In a stark demonstration of rising transatlantic tensions, protesters gathered outside the American consulate in Nuuk, Greenland, in March 2025, rallying against perceived US threats to the vast Arctic territory. The scene underscores a previously unthinkable geopolitical scenario now being debated: a potential US challenge to Danish sovereignty over Greenland, an action that experts warn would catastrophically undermine the Nato alliance from within.
The Article 5 Conundrum: When the Attacker is an Ally
The cornerstone of the North Atlantic Treaty Organisation is its mutual defence clause, Article 5. It states clearly that an armed attack against one member in Europe or North America "shall be considered an attack against them all." This principle has been a deterrent against external aggression for 76 years. However, the alliance's founding treaty contains no clear provision for what happens if the aggressor is another member state—specifically, its most powerful one.

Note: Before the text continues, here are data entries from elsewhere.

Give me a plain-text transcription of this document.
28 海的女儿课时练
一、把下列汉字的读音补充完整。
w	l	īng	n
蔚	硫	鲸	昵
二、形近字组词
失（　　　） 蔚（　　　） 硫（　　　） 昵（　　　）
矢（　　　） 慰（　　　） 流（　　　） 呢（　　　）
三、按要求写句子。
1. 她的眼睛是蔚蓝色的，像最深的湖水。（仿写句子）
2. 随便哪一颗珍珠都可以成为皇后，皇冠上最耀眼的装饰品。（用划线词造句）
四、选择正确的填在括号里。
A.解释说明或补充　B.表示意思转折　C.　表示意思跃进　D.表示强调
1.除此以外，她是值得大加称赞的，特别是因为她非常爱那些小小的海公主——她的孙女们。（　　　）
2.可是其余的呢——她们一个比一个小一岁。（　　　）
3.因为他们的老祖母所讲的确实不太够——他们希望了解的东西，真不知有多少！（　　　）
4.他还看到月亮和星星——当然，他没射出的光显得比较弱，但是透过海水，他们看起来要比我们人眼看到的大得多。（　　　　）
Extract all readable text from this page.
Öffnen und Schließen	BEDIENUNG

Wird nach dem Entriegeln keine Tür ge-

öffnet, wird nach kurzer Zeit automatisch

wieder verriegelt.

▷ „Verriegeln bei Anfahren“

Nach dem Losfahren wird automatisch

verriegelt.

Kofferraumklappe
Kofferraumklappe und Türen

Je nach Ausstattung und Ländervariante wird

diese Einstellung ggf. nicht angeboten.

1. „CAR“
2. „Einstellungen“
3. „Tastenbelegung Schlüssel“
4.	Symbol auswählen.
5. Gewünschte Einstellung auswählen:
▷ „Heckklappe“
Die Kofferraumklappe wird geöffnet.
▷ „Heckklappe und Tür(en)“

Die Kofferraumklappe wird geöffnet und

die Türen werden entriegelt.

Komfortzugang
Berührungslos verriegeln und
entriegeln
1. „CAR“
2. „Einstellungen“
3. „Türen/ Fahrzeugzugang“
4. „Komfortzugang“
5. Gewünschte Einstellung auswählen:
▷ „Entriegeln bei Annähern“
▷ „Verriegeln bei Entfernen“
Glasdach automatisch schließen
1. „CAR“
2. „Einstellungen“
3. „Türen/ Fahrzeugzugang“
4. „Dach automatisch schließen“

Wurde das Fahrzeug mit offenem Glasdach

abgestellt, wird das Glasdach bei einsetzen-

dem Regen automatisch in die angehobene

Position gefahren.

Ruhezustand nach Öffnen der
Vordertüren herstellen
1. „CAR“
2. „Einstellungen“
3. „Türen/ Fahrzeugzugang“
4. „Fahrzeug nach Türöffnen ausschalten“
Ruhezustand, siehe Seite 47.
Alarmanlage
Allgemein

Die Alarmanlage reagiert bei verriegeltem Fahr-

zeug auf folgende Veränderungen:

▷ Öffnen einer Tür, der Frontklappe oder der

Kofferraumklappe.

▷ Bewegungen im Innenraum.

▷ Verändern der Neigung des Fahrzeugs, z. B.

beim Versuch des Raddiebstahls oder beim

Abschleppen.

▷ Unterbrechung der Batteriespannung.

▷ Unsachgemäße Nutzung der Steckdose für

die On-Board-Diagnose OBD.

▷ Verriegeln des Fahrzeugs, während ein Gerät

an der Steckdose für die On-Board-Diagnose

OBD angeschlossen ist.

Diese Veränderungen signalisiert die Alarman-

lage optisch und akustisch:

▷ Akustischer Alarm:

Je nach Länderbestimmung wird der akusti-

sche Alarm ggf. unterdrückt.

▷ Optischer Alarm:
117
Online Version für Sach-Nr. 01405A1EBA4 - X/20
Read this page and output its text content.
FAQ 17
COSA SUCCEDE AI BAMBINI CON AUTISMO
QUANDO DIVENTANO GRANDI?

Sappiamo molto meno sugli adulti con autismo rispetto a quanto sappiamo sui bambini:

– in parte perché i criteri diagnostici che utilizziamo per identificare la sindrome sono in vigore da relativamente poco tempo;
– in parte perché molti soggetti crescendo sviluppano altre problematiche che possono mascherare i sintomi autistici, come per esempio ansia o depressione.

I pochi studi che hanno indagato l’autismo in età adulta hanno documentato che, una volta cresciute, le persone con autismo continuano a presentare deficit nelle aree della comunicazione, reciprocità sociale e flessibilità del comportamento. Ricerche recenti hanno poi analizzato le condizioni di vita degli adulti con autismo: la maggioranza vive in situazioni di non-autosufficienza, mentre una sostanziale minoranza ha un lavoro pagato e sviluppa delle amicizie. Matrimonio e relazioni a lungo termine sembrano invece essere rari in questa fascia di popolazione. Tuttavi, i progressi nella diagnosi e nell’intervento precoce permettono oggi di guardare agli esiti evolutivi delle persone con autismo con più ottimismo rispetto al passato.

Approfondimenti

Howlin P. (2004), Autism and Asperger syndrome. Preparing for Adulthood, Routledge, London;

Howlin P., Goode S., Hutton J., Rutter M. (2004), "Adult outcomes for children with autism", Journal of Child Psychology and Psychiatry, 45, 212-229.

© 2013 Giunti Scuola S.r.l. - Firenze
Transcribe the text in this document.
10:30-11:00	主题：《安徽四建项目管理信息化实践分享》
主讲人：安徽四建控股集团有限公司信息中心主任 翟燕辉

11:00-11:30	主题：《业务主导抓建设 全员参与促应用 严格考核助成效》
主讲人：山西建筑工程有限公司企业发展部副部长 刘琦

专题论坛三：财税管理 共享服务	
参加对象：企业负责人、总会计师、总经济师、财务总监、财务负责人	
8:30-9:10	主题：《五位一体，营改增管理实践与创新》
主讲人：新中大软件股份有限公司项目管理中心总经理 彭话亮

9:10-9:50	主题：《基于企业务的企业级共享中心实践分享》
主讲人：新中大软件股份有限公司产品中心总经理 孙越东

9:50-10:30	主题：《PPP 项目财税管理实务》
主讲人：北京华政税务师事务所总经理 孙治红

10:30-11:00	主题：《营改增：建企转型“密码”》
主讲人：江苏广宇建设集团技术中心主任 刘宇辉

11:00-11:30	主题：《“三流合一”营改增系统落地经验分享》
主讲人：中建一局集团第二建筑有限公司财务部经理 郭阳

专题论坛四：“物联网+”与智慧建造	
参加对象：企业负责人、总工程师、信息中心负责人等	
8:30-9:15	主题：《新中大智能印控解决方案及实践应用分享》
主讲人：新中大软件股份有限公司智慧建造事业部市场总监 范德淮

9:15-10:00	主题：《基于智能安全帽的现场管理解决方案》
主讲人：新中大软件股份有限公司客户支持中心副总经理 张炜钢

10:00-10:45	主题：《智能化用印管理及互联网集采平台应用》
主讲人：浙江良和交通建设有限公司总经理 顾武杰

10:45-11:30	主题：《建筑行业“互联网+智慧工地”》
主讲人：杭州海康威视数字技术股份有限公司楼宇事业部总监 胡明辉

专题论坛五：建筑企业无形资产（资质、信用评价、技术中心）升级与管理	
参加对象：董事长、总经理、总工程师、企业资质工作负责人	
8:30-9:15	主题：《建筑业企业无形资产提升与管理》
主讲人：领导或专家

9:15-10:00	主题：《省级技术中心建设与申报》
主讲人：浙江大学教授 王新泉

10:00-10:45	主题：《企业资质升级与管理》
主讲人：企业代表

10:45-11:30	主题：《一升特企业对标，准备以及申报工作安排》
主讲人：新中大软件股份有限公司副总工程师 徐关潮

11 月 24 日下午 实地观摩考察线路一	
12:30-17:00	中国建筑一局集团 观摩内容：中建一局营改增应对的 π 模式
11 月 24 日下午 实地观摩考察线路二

Danish Prime Minister Mette Frederiksen articulated the crisis bluntly on Monday, stating, "If the US chooses to attack another Nato country, everything will stop." While the institution might technically survive, its credibility and operational effectiveness would be shattered. The primary beneficiary of such a rupture, analysts concur, would be an already aggressive Moscow.
From Rhetoric to Reality: The Buildup to a Crisis
The current strain did not emerge overnight. During the 2024 US election campaign, Donald Trump reiterated his stance that America would not protect Nato members he deemed "delinquent" for failing to meet defence spending targets. This sentiment was echoed by his Defence Secretary, Pete Hegseth, in February, who emphasised the US was no longer "primarily focused" on defending Europe.
Although the subsequent Nato summit in June 2025 appeared to paper over the rift—with Secretary General Mark Rutte's diplomatic flattery and a new agreement for allies to raise defence spending to 3.5% of GDP by 2035—the underlying divisions remained profound. Marion Messmer, a director at the Chatham House thinktank, noted the summit's success was superficial, relying on formulations that "flattered Trump," and questioned the sustainability of such a strategy.
The re-emergence of US territorial interest in Greenland, particularly following the high-profile capture of Venezuela's Nicolás Maduro, has brought this theoretical vulnerability into sharp, alarming focus. The US explicitly challenging the sovereignty of Denmark, a fellow Nato ally, moves the crisis from diplomatic posturing to a direct confrontation of the alliance's principles.
An Unbalanced Fight and a Broken Trust
The military imbalance makes any collective defence against US action on Greenland a fantasy. The US is projected to spend $845 billion on defence in 2025, compared to a combined $559 billion from the other 31 Nato allies. With 1.3 million active personnel, the US military dwarfs Denmark's force of 13,100. The operation to capture Maduro served as a recent, potent demonstration of this sheer, unilateral power.
As Trump adviser Stephen Miller asserted, the real world is "governed by strength... force... power"—not treaties. No other ally would be expected, or able, to militarily defend Greenland. Furthermore, the Nato treaty lacks a clear mechanism for expelling a member, even one that attacks another. While the preamble commits members "to live in peace with all peoples," this wording is largely symbolic.
The damage, however, would be irreparable. An attack by one member on another, even over a remote Arctic territory of under 60,000 people, would destroy the foundational trust upon which the 76-year-old alliance is built. Messmer argues that the mere discussion of such threats serves as a definitive "wake-up call" for European states, proving they can no longer rely unquestioningly on US security guarantees, especially with the Russian menace feeling more real than ever.
The standoff over Greenland is more than a bilateral dispute; it is a stress test for the entire architecture of transatlantic security, revealing a critical flaw that could be exploited to collapse the alliance from within.